Streamside (or "riparian") tree-planting (or "reforestation) buffers use trees and shrubs remove nutrients, sediment, organic matter, pesticides, and other pollutants from surface runoff and subsurface flow. These types of buffers are very similar to what would naturally occur near a river and are a preferred method of protecting water quality.


Riparian forest buffers serve many important functions. They capture sediment and filter runoff (e.g. pesticides and fertilizers) from agricultural fields and can provide wind shelter for crop fields. They provide high quality fish and wildlife habitat by providing stream shading, riparian cover and food resources and travel corridors.
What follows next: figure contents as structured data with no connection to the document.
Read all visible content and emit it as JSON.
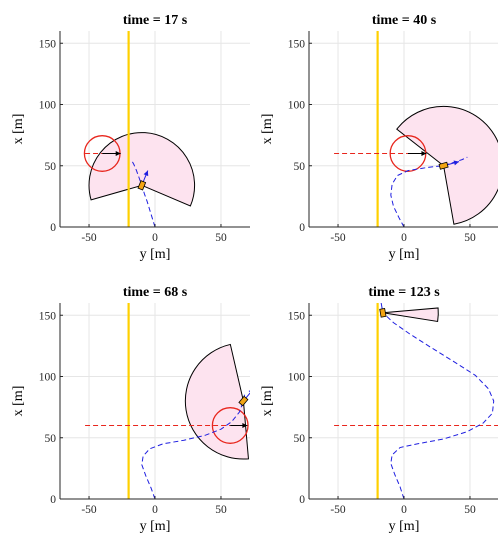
{
  "chart_data": [
    {
      "type": "line",
      "title": "time = 17 s",
      "xlabel": "y [m]",
      "ylabel": "x [m]",
      "xlim": [
        -72,
        72
      ],
      "ylim": [
        0,
        160
      ],
      "xticks": [
        -50,
        0,
        50
      ],
      "yticks": [
        0,
        50,
        100,
        150
      ],
      "xtick_labels": [
        "-50",
        "0",
        "50"
      ],
      "ytick_labels": [
        "0",
        "50",
        "100",
        "150"
      ],
      "grid": true,
      "lane_line": {
        "y": -20,
        "color": "#FFD000"
      },
      "obstacle": {
        "center": [
          -40,
          60
        ],
        "radius": 13.5,
        "trail_from": -53,
        "color": "#E8261D"
      },
      "sector": {
        "origin": [
          -10,
          34
        ],
        "radius": 40,
        "start_deg": -23,
        "end_deg": 196
      },
      "vehicle": {
        "pos": [
          -10,
          34
        ],
        "heading_deg": 68
      },
      "arrow_obstacle": {
        "from": [
          -40,
          60
        ],
        "to": [
          -26,
          60
        ]
      },
      "path": [
        [
          0,
          0
        ],
        [
          -2,
          7
        ],
        [
          -4,
          14
        ],
        [
          -6,
          21
        ],
        [
          -8,
          27
        ],
        [
          -10,
          34
        ],
        [
          -12,
          40
        ],
        [
          -14,
          46
        ],
        [
          -16,
          51
        ],
        [
          -18,
          55
        ]
      ]
    },
    {
      "type": "line",
      "title": "time = 40 s",
      "xlabel": "y [m]",
      "ylabel": "x [m]",
      "xlim": [
        -72,
        72
      ],
      "ylim": [
        0,
        160
      ],
      "xticks": [
        -50,
        0,
        50
      ],
      "yticks": [
        0,
        50,
        100,
        150
      ],
      "xtick_labels": [
        "-50",
        "0",
        "50"
      ],
      "ytick_labels": [
        "0",
        "50",
        "100",
        "150"
      ],
      "grid": true,
      "lane_line": {
        "y": -20,
        "color": "#FFD000"
      },
      "obstacle": {
        "center": [
          3,
          60
        ],
        "radius": 13.5,
        "trail_from": -53,
        "color": "#E8261D"
      },
      "sector": {
        "origin": [
          30,
          50
        ],
        "radius": 45,
        "start_deg": -80,
        "end_deg": 142
      },
      "vehicle": {
        "pos": [
          30,
          50
        ],
        "heading_deg": 15
      },
      "arrow_obstacle": {
        "from": [
          3,
          60
        ],
        "to": [
          17,
          60
        ]
      },
      "path": [
        [
          0,
          0
        ],
        [
          -4,
          8
        ],
        [
          -8,
          17
        ],
        [
          -10,
          26
        ],
        [
          -9,
          35
        ],
        [
          -5,
          42
        ],
        [
          3,
          46
        ],
        [
          14,
          48
        ],
        [
          24,
          49.5
        ],
        [
          30,
          50
        ],
        [
          44,
          55
        ],
        [
          48,
          57
        ]
      ]
    },
    {
      "type": "line",
      "title": "time = 68 s",
      "xlabel": "y [m]",
      "ylabel": "x [m]",
      "xlim": [
        -72,
        72
      ],
      "ylim": [
        0,
        160
      ],
      "xticks": [
        -50,
        0,
        50
      ],
      "yticks": [
        0,
        50,
        100,
        150
      ],
      "xtick_labels": [
        "-50",
        "0",
        "50"
      ],
      "ytick_labels": [
        "0",
        "50",
        "100",
        "150"
      ],
      "grid": true,
      "lane_line": {
        "y": -20,
        "color": "#FFD000"
      },
      "obstacle": {
        "center": [
          57,
          60
        ],
        "radius": 13.5,
        "trail_from": -53,
        "color": "#E8261D"
      },
      "sector": {
        "origin": [
          67,
          80
        ],
        "radius": 44,
        "start_deg": 103,
        "end_deg": 275
      },
      "vehicle": {
        "pos": [
          67,
          80
        ],
        "heading_deg": 50
      },
      "arrow_obstacle": {
        "from": [
          57,
          60
        ],
        "to": [
          70,
          60
        ]
      },
      "path": [
        [
          0,
          0
        ],
        [
          -3,
          9
        ],
        [
          -7,
          19
        ],
        [
          -10,
          28
        ],
        [
          -9,
          35
        ],
        [
          -4,
          41
        ],
        [
          6,
          45
        ],
        [
          22,
          48
        ],
        [
          38,
          52
        ],
        [
          50,
          57
        ],
        [
          58,
          63
        ],
        [
          64,
          71
        ],
        [
          67,
          80
        ],
        [
          68,
          86
        ]
      ]
    },
    {
      "type": "line",
      "title": "time = 123 s",
      "xlabel": "y [m]",
      "ylabel": "x [m]",
      "xlim": [
        -72,
        72
      ],
      "ylim": [
        0,
        160
      ],
      "xticks": [
        -50,
        0,
        50
      ],
      "yticks": [
        0,
        50,
        100,
        150
      ],
      "xtick_labels": [
        "-50",
        "0",
        "50"
      ],
      "ytick_labels": [
        "0",
        "50",
        "100",
        "150"
      ],
      "grid": true,
      "lane_line": {
        "y": -20,
        "color": "#FFD000"
      },
      "obstacle": {
        "center": null,
        "radius": 0,
        "trail_from": -53,
        "trail_y": 60,
        "color": "#E8261D"
      },
      "sector": {
        "origin": [
          -16,
          152
        ],
        "radius": 42,
        "start_deg": -9,
        "end_deg": 5
      },
      "vehicle": {
        "pos": [
          -16,
          152
        ],
        "heading_deg": 100
      },
      "arrow_obstacle": null,
      "path": [
        [
          0,
          0
        ],
        [
          -3,
          10
        ],
        [
          -7,
          20
        ],
        [
          -10,
          29
        ],
        [
          -9,
          36
        ],
        [
          -3,
          42
        ],
        [
          10,
          45
        ],
        [
          30,
          49
        ],
        [
          48,
          55
        ],
        [
          60,
          62
        ],
        [
          67,
          70
        ],
        [
          68,
          80
        ],
        [
          64,
          90
        ],
        [
          54,
          101
        ],
        [
          38,
          112
        ],
        [
          20,
          124
        ],
        [
          4,
          135
        ],
        [
          -8,
          144
        ],
        [
          -14,
          150
        ],
        [
          -16,
          152
        ],
        [
          -16,
          156
        ]
      ]
    }
  ]
}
Finally, forested buffers increase the “roughness” alongside a watercourse, slowing floodwater flows, capturing sediments and nutrients and reducing streambank erosion rates.


Buffers widths vary depending on the stability of the river and the management considerations for the cropland or pasture, but a minimum 35 foot average buffer is needed to accomplish the goals of filtering nutrients and protecting riverbanks from erosion. Site preparation and planting is typically done in the spring or fall to best ensure plant growth and survival, when soil moisture is most adequate for establishment and trees are dormant. Species selected for planting should be suited to site conditions and intended uses, and have the capacity to achieve adequate density and vigor within an appropriate period to stabilize the site. Only high quality, native or adapted planting stock should be used. Species on the Vermont State listed noxious, invasive or watch list are not allowed.


It is estimated that establishing a forested buffer can cost anywhere between $1,000-$2,000 per acre for the materials alone. However, there are many programs available that fully cover the cost of installing a forested riparian buffer, and the "CREP" program also provides incentive and rental payments for lost use of agricultural land.